I’ve got a MiaB server I’ve used for a while that I really like. A little while ago I received a very strange email though.

My “Lost and Found” email folder contains mail sent to any address that has no account on my server, and I received an email to userida@, which is not a user that exists.

This email is a bounce notification with a subject line of “Returned mail: see transcript for details” that appears to be from a mail server in japan that was trying to route mail from userida@ to a gmail address, and it got rejected by this japanese mail server.

The content of the email is in japanese, and after translating some of it, it appears to be a phishing email attempting to impersonate a bank.

Obviously I don’t want to have my server flagged for being a spam server, is there anything I can do about this spoofing? Also how might it be done, I don’t know very much about the email protocol so I don’t really understand that part very well.

Also just for reference, there is exactly one account on my server which is permitted to send using an arbitrary address, and that’s my admin account, which as far as I can tell has not been breached.

In addition to what I could do about this, is there a way that I could check to see if my account has been accessed besides via my phone and laptop that I normally use?

1 Like

It sounds like backscatter.
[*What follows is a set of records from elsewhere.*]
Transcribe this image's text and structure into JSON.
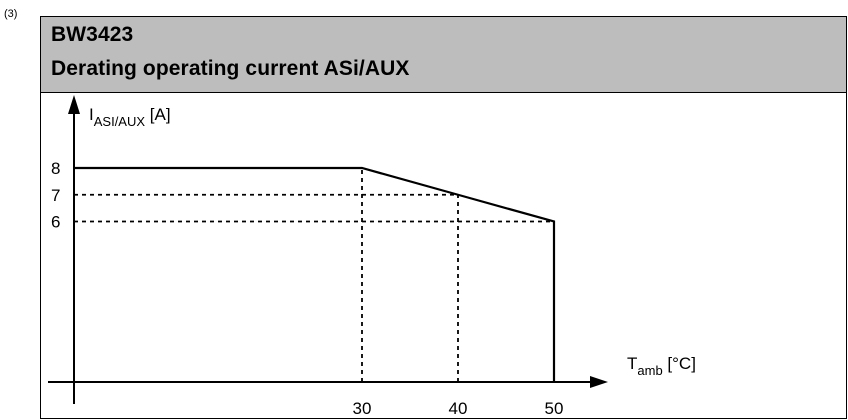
{
  "footnote": "(3)",
  "header": {
    "title": "BW3423",
    "subtitle": "Derating operating current ASi/AUX"
  },
  "chart_data": {
    "type": "line",
    "title": "BW3423",
    "subtitle": "Derating operating current ASi/AUX",
    "xlabel": {
      "main": "T",
      "sub": "amb",
      "unit": "[°C]"
    },
    "ylabel": {
      "main": "I",
      "sub": "ASI/AUX",
      "unit": "[A]"
    },
    "x_ticks": [
      30,
      40,
      50
    ],
    "y_ticks": [
      6,
      7,
      8
    ],
    "xlim": [
      0,
      57
    ],
    "ylim": [
      0,
      9.3
    ],
    "series": [
      {
        "x": [
          0,
          30,
          40,
          50,
          50
        ],
        "y": [
          8,
          8,
          7,
          6,
          0
        ]
      }
    ],
    "reference_lines": [
      {
        "from": [
          0,
          7
        ],
        "to": [
          40,
          7
        ]
      },
      {
        "from": [
          0,
          6
        ],
        "to": [
          50,
          6
        ]
      },
      {
        "from": [
          30,
          0
        ],
        "to": [
          30,
          8
        ]
      },
      {
        "from": [
          40,
          0
        ],
        "to": [
          40,
          7
        ]
      }
    ],
    "grid": false,
    "legend": "none",
    "colors": {
      "line": "#000000",
      "header_bg": "#bdbdbd"
    }
  }
}
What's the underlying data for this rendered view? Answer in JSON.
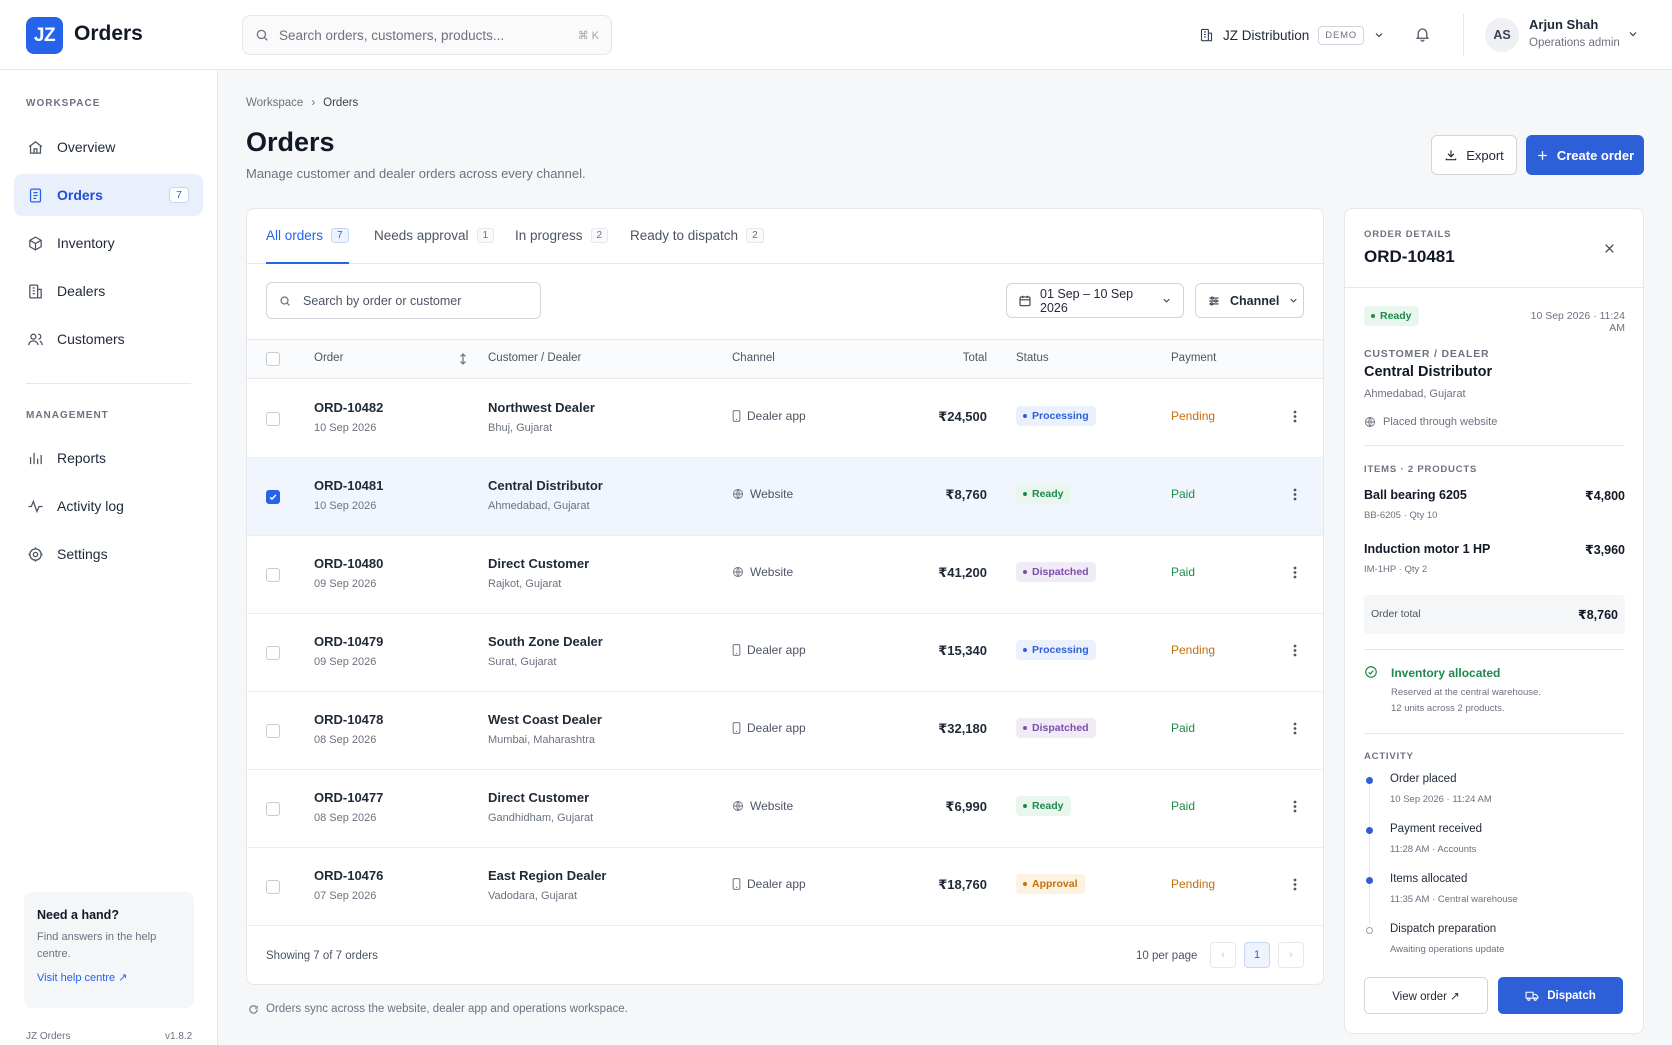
{
  "header": {
    "logo": "JZ",
    "app_title": "Orders",
    "search_placeholder": "Search orders, customers, products...",
    "search_shortcut": "⌘ K",
    "org_name": "JZ Distribution",
    "org_badge": "DEMO",
    "user_initials": "AS",
    "user_name": "Arjun Shah",
    "user_role": "Operations admin"
  },
  "sidebar": {
    "workspace_label": "WORKSPACE",
    "management_label": "MANAGEMENT",
    "workspace_items": [
      {
        "label": "Overview",
        "icon": "home-icon"
      },
      {
        "label": "Orders",
        "icon": "orders-icon",
        "count": "7",
        "active": true
      },
      {
        "label": "Inventory",
        "icon": "box-icon"
      },
      {
        "label": "Dealers",
        "icon": "building-icon"
      },
      {
        "label": "Customers",
        "icon": "users-icon"
      }
    ],
    "management_items": [
      {
        "label": "Reports",
        "icon": "bar-chart-icon"
      },
      {
        "label": "Activity log",
        "icon": "activity-icon"
      },
      {
        "label": "Settings",
        "icon": "gear-icon"
      }
    ],
    "help": {
      "title": "Need a hand?",
      "text": "Find answers in the help centre.",
      "link": "Visit help centre ↗"
    },
    "footer_app": "JZ Orders",
    "footer_version": "v1.8.2"
  },
  "main": {
    "breadcrumb_root": "Workspace",
    "breadcrumb_sep": "›",
    "breadcrumb_current": "Orders",
    "title": "Orders",
    "subtitle": "Manage customer and dealer orders across every channel.",
    "export_label": "Export",
    "create_label": "Create order",
    "tabs": [
      {
        "label": "All orders",
        "count": "7"
      },
      {
        "label": "Needs approval",
        "count": "1"
      },
      {
        "label": "In progress",
        "count": "2"
      },
      {
        "label": "Ready to dispatch",
        "count": "2"
      }
    ],
    "table_search_placeholder": "Search by order or customer",
    "date_range": "01 Sep – 10 Sep 2026",
    "channel_filter": "Channel",
    "columns": {
      "order": "Order",
      "customer": "Customer / Dealer",
      "channel": "Channel",
      "total": "Total",
      "status": "Status",
      "payment": "Payment"
    },
    "rows": [
      {
        "id": "ORD-10482",
        "date": "10 Sep 2026",
        "customer": "Northwest Dealer",
        "location": "Bhuj, Gujarat",
        "channel": "Dealer app",
        "channel_icon": "phone-icon",
        "total": "₹24,500",
        "status": "Processing",
        "payment": "Pending",
        "selected": false
      },
      {
        "id": "ORD-10481",
        "date": "10 Sep 2026",
        "customer": "Central Distributor",
        "location": "Ahmedabad, Gujarat",
        "channel": "Website",
        "channel_icon": "globe-icon",
        "total": "₹8,760",
        "status": "Ready",
        "payment": "Paid",
        "selected": true
      },
      {
        "id": "ORD-10480",
        "date": "09 Sep 2026",
        "customer": "Direct Customer",
        "location": "Rajkot, Gujarat",
        "channel": "Website",
        "channel_icon": "globe-icon",
        "total": "₹41,200",
        "status": "Dispatched",
        "payment": "Paid",
        "selected": false
      },
      {
        "id": "ORD-10479",
        "date": "09 Sep 2026",
        "customer": "South Zone Dealer",
        "location": "Surat, Gujarat",
        "channel": "Dealer app",
        "channel_icon": "phone-icon",
        "total": "₹15,340",
        "status": "Processing",
        "payment": "Pending",
        "selected": false
      },
      {
        "id": "ORD-10478",
        "date": "08 Sep 2026",
        "customer": "West Coast Dealer",
        "location": "Mumbai, Maharashtra",
        "channel": "Dealer app",
        "channel_icon": "phone-icon",
        "total": "₹32,180",
        "status": "Dispatched",
        "payment": "Paid",
        "selected": false
      },
      {
        "id": "ORD-10477",
        "date": "08 Sep 2026",
        "customer": "Direct Customer",
        "location": "Gandhidham, Gujarat",
        "channel": "Website",
        "channel_icon": "globe-icon",
        "total": "₹6,990",
        "status": "Ready",
        "payment": "Paid",
        "selected": false
      },
      {
        "id": "ORD-10476",
        "date": "07 Sep 2026",
        "customer": "East Region Dealer",
        "location": "Vadodara, Gujarat",
        "channel": "Dealer app",
        "channel_icon": "phone-icon",
        "total": "₹18,760",
        "status": "Approval",
        "payment": "Pending",
        "selected": false
      }
    ],
    "showing": "Showing 7 of 7 orders",
    "per_page": "10 per page",
    "page_prev": "‹",
    "page_current": "1",
    "page_next": "›",
    "sync_note": "Orders sync across the website, dealer app and operations workspace."
  },
  "status_colors": {
    "Processing": {
      "fg": "#2d5fd8",
      "bg": "#eaf0fc"
    },
    "Ready": {
      "fg": "#1e8a4a",
      "bg": "#e8f6ee"
    },
    "Dispatched": {
      "fg": "#7c4ea8",
      "bg": "#f1ebf8"
    },
    "Approval": {
      "fg": "#c2700a",
      "bg": "#fdf1e0"
    }
  },
  "payment_colors": {
    "Pending": "#c2700a",
    "Paid": "#1e8a4a"
  },
  "details": {
    "label": "ORDER DETAILS",
    "order_id": "ORD-10481",
    "status": "Ready",
    "timestamp": "10 Sep 2026 · 11:24 AM",
    "customer_label": "CUSTOMER / DEALER",
    "customer": "Central Distributor",
    "location": "Ahmedabad, Gujarat",
    "placed_through": "Placed through website",
    "items_label": "ITEMS · 2 PRODUCTS",
    "items": [
      {
        "name": "Ball bearing 6205",
        "meta": "BB-6205 · Qty 10",
        "price": "₹4,800"
      },
      {
        "name": "Induction motor 1 HP",
        "meta": "IM-1HP · Qty 2",
        "price": "₹3,960"
      }
    ],
    "total_label": "Order total",
    "total": "₹8,760",
    "allocation_title": "Inventory allocated",
    "allocation_line1": "Reserved at the central warehouse.",
    "allocation_line2": "12 units across 2 products.",
    "activity_label": "ACTIVITY",
    "activity": [
      {
        "title": "Order placed",
        "meta": "10 Sep 2026 · 11:24 AM",
        "done": true
      },
      {
        "title": "Payment received",
        "meta": "11:28 AM · Accounts",
        "done": true
      },
      {
        "title": "Items allocated",
        "meta": "11:35 AM · Central warehouse",
        "done": true
      },
      {
        "title": "Dispatch preparation",
        "meta": "Awaiting operations update",
        "done": false
      }
    ],
    "view_label": "View order ↗",
    "dispatch_label": "Dispatch"
  }
}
If I understand you correctly, you receive this mail on a catch-all address?
I’m not sure there is much you can do about it. On the other hand, if it is backscatter, there’s usually not something wrong on your side.

To check who accessed your account, you have to look at imap logins in the /var/log/mail.log logfile. You will need to know the usual (range of) ip addresses of your phone and laptop.

Thanks, this is really helpful! I can figure out looking through the log.

It was received at a specific user that doesn’t exist, so it did get redirected to a catch-all, yes.

This topic was automatically closed 40 days after the last reply. New replies are no longer allowed.